Despite not yet reaching the numbers achieved a few years ago, online job ads are set to soar because of the medium's inherent efficiency, according to those running employment websites.
The head of Seek Communications, the country's largest online job site and a company in which billionaire Kerry Packer has just taken a 25% stake, expects the web to dominate the job advertising market within the decade.
Melbourne-based Paul Bassat says IT jobs have led the way online and and the rest will follow.
"It's inevitable. The efficiencies are such that you can't not move."
Bassat's optimism is in contrast to the facts. The ANZ Internet Job Ads series saw a rise of 8.4% in June to 12,748, its highest level in 10 months but still 22.3% below the peak in June 2001. Australia, however, may point the way to the future. There, online job ads were up for the fourth consecutive month. The Olivier Internet Job Index surveyed 78,134 positions vacant ads on commercial job sites in July. However, this was still down on the highs reached in August 2000, and IT and telecomms jobs are well below levels reached a few years ago.
Bassat says the exit of US-based Monster.com from both New Zealand and Australia is not surprising given that advertisers and job-seekers gravitate to the largest provider.

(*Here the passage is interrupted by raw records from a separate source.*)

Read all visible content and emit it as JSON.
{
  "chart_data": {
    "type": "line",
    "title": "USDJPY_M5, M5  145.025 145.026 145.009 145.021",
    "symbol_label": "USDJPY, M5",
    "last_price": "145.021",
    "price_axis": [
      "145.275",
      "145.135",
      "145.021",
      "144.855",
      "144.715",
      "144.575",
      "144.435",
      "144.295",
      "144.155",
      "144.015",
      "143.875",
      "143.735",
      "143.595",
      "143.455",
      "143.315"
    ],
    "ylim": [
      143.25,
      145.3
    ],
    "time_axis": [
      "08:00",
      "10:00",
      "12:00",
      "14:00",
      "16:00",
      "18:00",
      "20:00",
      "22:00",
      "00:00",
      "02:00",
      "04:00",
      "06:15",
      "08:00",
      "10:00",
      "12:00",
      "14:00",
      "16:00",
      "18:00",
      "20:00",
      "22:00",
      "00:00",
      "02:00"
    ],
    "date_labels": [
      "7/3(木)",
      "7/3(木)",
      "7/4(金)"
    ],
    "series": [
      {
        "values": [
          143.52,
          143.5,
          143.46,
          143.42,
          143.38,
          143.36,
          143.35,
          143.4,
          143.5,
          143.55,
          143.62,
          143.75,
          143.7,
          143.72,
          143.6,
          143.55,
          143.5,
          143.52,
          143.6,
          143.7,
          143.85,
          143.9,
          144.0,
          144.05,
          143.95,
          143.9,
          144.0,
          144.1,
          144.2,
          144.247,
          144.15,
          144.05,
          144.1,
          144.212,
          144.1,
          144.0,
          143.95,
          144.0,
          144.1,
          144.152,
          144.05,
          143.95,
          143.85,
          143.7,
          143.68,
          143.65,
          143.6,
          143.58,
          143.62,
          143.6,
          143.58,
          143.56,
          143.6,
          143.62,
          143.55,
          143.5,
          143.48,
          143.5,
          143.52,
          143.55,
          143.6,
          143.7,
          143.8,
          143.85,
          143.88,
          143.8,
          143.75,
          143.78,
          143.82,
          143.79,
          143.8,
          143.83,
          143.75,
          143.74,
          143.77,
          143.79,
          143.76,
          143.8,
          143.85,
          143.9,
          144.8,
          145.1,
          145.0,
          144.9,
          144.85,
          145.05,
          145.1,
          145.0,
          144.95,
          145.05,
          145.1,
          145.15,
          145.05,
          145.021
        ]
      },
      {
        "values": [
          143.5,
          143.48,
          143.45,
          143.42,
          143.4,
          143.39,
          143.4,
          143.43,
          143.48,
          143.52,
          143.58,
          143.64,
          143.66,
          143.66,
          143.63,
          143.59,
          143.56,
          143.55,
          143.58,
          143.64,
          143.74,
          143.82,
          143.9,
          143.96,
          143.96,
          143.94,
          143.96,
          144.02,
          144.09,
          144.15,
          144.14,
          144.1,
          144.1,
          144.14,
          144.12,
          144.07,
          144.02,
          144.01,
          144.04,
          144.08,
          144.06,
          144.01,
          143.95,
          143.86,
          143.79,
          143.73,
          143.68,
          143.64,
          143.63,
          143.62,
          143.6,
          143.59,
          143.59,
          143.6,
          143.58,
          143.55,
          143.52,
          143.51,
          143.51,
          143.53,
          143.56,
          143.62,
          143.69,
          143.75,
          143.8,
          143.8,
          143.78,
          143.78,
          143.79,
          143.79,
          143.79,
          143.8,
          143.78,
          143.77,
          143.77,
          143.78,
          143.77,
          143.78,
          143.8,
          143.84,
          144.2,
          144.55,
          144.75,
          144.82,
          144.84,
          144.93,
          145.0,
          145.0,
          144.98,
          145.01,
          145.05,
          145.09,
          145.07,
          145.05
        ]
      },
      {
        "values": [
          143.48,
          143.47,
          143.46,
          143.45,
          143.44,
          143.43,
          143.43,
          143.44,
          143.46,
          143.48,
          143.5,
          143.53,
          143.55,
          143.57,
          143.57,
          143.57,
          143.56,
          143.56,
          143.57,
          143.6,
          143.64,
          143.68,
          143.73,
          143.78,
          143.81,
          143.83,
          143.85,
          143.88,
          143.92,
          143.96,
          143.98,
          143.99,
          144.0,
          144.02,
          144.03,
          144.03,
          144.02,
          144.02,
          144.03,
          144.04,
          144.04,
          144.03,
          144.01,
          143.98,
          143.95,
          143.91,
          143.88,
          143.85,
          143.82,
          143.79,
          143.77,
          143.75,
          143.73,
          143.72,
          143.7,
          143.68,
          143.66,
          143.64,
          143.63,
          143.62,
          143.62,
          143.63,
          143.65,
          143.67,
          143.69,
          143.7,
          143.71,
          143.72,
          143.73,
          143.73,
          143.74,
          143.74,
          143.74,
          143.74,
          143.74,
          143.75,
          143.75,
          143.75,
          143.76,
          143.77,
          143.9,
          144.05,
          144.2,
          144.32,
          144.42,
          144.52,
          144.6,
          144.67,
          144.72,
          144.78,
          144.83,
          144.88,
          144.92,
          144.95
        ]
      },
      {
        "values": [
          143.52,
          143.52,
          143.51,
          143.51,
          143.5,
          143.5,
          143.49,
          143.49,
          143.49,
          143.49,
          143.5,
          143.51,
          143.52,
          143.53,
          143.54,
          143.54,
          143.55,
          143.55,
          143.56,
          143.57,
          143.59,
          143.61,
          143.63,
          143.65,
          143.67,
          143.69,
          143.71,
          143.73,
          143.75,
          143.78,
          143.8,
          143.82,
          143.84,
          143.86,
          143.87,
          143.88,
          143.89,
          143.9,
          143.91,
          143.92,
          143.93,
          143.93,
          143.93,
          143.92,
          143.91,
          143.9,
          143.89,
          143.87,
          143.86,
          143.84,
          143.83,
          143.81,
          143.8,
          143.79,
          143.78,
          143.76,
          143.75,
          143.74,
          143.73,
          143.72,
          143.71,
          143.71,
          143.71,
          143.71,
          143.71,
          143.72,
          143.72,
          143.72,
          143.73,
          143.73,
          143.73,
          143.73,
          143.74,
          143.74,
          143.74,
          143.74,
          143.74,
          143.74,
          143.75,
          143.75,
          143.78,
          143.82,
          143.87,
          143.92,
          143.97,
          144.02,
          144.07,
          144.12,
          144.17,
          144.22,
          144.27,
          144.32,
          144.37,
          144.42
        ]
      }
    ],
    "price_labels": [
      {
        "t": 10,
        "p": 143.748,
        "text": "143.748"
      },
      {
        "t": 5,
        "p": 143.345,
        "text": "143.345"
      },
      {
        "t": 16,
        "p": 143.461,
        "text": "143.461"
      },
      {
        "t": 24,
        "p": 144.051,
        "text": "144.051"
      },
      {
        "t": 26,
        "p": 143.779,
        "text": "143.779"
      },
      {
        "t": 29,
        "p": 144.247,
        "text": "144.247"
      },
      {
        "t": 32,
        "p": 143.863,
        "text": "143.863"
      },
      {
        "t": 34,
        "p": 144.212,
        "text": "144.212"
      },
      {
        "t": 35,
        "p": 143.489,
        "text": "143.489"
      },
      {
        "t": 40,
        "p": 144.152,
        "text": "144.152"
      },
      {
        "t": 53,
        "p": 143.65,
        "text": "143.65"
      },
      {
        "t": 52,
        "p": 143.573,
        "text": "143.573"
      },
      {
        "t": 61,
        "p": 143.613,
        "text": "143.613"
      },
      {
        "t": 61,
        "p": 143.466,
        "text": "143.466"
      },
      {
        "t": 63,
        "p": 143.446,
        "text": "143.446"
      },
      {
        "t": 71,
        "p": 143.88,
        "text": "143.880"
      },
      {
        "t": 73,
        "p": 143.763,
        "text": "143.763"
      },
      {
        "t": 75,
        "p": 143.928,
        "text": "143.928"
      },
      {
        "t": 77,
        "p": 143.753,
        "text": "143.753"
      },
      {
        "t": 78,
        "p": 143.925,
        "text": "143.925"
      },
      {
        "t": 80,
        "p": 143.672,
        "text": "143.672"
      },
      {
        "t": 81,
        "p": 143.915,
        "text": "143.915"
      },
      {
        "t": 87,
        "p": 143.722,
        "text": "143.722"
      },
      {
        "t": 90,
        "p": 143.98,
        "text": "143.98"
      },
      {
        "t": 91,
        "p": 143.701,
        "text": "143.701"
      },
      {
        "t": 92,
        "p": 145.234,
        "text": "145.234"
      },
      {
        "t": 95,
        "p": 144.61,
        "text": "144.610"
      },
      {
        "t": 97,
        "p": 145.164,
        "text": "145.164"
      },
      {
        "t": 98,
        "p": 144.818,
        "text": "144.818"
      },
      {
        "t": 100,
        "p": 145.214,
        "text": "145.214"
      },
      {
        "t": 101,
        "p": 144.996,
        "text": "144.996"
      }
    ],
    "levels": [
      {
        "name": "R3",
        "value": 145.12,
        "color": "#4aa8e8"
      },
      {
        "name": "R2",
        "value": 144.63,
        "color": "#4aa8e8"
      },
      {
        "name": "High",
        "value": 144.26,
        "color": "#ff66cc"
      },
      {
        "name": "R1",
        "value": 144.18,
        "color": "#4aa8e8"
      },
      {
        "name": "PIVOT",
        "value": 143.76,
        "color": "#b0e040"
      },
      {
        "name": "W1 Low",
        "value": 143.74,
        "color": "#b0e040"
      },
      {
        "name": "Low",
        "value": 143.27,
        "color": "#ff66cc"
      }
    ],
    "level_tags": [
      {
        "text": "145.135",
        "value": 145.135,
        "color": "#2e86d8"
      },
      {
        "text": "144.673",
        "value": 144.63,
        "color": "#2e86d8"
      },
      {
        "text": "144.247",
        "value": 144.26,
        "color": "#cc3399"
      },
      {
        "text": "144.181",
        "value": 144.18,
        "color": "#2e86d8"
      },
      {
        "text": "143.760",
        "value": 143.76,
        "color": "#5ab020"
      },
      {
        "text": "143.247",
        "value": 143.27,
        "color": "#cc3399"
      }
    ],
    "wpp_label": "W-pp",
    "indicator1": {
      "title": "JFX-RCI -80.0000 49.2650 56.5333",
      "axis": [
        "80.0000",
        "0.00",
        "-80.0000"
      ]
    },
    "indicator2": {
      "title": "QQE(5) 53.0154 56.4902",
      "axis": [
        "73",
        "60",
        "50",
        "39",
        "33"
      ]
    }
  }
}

Monster Australia's deal with NineMSN has collapsed, leading to the closure of both Australian and New Zealand operations. Around 40 staff have lost their jobs and visitors to the Monster New Zealand website are redirected to the US site. Monster public relations firm August.One would not comment on job losses specific to New Zealand and calls to Monster went unanswered.
Bassat says having a local presence is vitally important to long-term survival. "That's probably one of the places Monster fell down."
Auckland-based Netcheck says an understanding of the local market is vital for both prospective job hunters and advertisers.
"Often the internet is viewed as an impersonal medium, so it is important for a job board to provide an interface to enable face-face or phone interaction," says marketing manager Stephanie Ely.
Ely says she expects more market consolidation.